6. PDM miscommunicated internally. A PPP insider says the APC document was fairly clear in terms of targets, priorities and sequencing of events. Resignations was always supposed to be the last card. However different members started indulging in — what he called — “loose talk” that triggered confusion over what the PDM wanted, in which priority, and in what order. The January deadlines, and talk of a decisive long march and resignations, all these jumbled up into a perception that it was all going down in the first month of the new year. The alliance had to ultimately temper down these expectations while trying to save face. A tough ask.

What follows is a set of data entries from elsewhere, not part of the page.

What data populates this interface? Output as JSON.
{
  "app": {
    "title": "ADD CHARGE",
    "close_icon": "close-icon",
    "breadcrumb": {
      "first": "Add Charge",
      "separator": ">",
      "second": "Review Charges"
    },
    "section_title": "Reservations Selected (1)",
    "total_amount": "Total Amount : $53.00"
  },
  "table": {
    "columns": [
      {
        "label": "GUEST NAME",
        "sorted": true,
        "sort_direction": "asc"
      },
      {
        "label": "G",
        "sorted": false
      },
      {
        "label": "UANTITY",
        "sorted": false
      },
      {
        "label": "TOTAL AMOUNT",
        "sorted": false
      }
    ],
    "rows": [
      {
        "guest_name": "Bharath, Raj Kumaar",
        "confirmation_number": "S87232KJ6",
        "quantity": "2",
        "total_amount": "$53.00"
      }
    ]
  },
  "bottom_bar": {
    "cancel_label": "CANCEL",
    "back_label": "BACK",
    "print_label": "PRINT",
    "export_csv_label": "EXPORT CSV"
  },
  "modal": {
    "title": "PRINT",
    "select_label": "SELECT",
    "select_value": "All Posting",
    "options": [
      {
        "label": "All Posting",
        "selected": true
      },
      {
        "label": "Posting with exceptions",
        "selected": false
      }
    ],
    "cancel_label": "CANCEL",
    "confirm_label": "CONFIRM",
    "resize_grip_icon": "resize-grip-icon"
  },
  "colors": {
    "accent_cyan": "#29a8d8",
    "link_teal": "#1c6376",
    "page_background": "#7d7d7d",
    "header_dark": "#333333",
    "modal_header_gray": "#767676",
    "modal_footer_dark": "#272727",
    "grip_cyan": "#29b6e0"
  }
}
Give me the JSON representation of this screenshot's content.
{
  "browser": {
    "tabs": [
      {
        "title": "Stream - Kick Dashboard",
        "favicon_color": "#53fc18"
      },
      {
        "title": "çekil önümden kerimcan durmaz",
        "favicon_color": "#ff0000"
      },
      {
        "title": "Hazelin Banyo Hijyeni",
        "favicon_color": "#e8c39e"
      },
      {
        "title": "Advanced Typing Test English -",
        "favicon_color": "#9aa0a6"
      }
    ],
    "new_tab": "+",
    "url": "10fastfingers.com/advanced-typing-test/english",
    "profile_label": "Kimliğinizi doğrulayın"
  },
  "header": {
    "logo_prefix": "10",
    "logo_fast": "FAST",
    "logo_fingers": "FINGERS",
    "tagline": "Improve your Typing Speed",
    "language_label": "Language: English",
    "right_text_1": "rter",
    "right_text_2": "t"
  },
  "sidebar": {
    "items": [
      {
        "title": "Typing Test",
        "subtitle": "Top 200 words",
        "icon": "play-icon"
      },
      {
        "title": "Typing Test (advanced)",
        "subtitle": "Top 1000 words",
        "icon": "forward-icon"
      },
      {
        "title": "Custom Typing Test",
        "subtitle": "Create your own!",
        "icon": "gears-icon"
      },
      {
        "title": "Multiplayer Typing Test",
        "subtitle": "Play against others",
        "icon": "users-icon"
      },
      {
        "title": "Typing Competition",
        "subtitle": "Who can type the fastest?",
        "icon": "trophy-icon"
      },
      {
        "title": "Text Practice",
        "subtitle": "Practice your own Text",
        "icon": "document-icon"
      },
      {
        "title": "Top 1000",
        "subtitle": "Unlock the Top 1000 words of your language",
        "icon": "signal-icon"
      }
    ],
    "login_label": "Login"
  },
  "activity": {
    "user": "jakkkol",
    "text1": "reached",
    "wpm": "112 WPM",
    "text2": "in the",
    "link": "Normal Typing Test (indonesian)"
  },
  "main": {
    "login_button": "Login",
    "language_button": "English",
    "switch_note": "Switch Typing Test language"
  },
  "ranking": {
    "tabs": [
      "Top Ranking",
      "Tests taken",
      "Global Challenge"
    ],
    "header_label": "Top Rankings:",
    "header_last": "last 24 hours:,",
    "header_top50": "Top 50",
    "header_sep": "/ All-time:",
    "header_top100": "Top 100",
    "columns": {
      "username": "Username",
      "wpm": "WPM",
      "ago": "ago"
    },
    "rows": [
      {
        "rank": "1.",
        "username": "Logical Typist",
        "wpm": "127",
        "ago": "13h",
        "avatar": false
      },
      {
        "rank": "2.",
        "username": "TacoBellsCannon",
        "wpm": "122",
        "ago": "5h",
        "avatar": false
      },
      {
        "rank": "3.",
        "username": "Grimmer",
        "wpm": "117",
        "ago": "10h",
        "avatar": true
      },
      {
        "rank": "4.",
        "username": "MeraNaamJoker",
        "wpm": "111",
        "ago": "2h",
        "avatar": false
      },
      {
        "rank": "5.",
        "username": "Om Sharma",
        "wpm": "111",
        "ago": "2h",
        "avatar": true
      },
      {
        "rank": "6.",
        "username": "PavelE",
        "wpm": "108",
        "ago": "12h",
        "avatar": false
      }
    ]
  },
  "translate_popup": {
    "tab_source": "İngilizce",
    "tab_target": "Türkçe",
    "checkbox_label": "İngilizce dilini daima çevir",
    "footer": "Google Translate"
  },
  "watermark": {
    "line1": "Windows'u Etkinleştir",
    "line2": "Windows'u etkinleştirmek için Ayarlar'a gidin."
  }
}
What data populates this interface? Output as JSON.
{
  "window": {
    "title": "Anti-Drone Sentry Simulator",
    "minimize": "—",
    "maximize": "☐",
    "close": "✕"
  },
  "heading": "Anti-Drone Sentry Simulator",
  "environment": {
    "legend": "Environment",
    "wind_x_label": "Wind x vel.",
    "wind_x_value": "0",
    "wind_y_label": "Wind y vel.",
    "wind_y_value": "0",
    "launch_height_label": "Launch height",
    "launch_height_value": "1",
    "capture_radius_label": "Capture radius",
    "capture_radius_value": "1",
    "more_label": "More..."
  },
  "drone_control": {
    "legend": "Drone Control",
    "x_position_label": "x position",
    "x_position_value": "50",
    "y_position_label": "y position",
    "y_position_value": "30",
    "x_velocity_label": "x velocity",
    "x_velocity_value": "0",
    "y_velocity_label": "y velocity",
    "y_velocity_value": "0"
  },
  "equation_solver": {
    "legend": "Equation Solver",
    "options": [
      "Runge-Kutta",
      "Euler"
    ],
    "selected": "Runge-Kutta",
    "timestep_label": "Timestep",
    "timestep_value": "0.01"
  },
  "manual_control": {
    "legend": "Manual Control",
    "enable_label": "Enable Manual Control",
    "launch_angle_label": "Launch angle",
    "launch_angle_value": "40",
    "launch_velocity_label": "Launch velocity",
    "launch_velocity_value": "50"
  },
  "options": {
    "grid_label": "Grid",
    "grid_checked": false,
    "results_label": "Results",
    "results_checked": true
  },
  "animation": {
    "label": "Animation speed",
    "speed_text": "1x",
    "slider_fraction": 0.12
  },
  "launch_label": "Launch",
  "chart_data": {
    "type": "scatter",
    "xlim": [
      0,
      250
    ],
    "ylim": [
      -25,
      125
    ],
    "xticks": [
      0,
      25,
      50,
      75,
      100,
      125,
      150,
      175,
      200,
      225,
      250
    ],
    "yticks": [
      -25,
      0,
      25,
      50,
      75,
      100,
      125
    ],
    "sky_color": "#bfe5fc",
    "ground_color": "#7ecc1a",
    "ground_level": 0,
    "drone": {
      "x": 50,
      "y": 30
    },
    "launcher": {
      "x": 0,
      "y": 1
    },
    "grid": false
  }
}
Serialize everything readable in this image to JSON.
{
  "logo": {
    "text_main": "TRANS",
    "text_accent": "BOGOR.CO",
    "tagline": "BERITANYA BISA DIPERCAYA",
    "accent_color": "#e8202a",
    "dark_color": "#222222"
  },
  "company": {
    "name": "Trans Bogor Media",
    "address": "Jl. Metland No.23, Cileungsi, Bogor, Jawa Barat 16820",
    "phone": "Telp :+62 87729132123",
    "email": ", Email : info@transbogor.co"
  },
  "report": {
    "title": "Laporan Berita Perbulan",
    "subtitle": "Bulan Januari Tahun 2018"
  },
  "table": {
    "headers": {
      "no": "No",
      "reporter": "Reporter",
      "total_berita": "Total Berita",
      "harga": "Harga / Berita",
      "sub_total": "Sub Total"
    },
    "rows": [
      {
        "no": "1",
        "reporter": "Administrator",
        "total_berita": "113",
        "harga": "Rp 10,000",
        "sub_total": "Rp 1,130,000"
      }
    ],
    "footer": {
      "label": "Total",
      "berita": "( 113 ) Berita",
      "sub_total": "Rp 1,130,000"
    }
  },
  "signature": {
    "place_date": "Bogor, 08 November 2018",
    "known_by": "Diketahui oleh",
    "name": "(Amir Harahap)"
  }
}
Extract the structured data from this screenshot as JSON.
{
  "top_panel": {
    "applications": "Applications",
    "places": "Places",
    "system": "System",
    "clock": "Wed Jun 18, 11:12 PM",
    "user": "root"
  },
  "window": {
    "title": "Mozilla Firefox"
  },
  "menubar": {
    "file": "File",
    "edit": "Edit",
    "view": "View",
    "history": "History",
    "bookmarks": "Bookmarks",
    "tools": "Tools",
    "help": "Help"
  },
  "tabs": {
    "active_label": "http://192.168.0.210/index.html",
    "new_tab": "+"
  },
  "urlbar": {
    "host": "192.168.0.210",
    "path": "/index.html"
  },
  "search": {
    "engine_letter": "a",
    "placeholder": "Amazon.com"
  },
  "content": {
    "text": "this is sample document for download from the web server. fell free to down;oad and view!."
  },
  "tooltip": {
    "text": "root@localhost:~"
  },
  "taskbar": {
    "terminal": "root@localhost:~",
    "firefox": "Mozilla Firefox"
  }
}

7. PDM provided the government an opportunity to dominate the narrative. What was supposed to be a question of Prime Minister Imran Khan’s resignation became an issue of PDM’s resignation. “We should have anticipated this move,” admits a PML-N senator. He says PDM allowed itself to be dragged into an issue that was not supposed to have been the main agenda of the campaign. One reason this happened was because of a lack of cohesive strategising among PDM parties for narrative-building. “We were all saying our own things on talk shows every evening,” a PDM member complained. In contrast, the government spokespersons would come prepared with a unified message. They made it about the opposition resigning, and forced PDM members to justify not doing so. It was bad politics by PDM, pure and simple.

8. PDM bungled up on the Senate elections. One senior PPP leader says someone misinformed other PDM leaders that if the PPP resigned from the Sindh assembly, the electoral college for the Senate would break up. As a result, Maulana Fazlur Rehman stated publicly PDM was considering depriving the elections of its electoral college. This reinforced a perception that PDM’s objective was to ensure senate elections were not held. This in turn reconfirmed the impression that PDM was all set to tender resignations and opt out of the system as a precursor to bringing the house down. However, PPP’s legal experts had to disabuse other PDM leaders of this notion about the breaking up of the electoral college.

9. PDM confused power politics for ideological politics. What started as a grand aim of changing the system and redefining the power matrix in Pakistan between the establishment and political parties is now ending up looking like a conventional campaign to oust the government by negotiating the power equation on acceptable terms. Even though there are many within the PML-N who believe they have asserted civilian supremacy like never before, and have succeeded in framing the debate in civil-military terms aimed at a grand re-set of the equation, the reality may be slightly different. A senator from the treasury benches argues that PDM has in fact strengthened the role of the establishment by exposing the limits of what a combined 10-member alliance can achieve.

10. PDM is still in the game. The government can sit pretty till March but the PDM can still kick up a storm if it can sustain the momentum-mode. The threat of a long march on the capital in the warmer months of March and April remains a possibility.

If Maulana Fazlur Rehman can gather up a crowd and attempt to force a hard bargain with the establishment, there could be unpredictable outcome. So, inside the Red Zone, celebrations might be premature.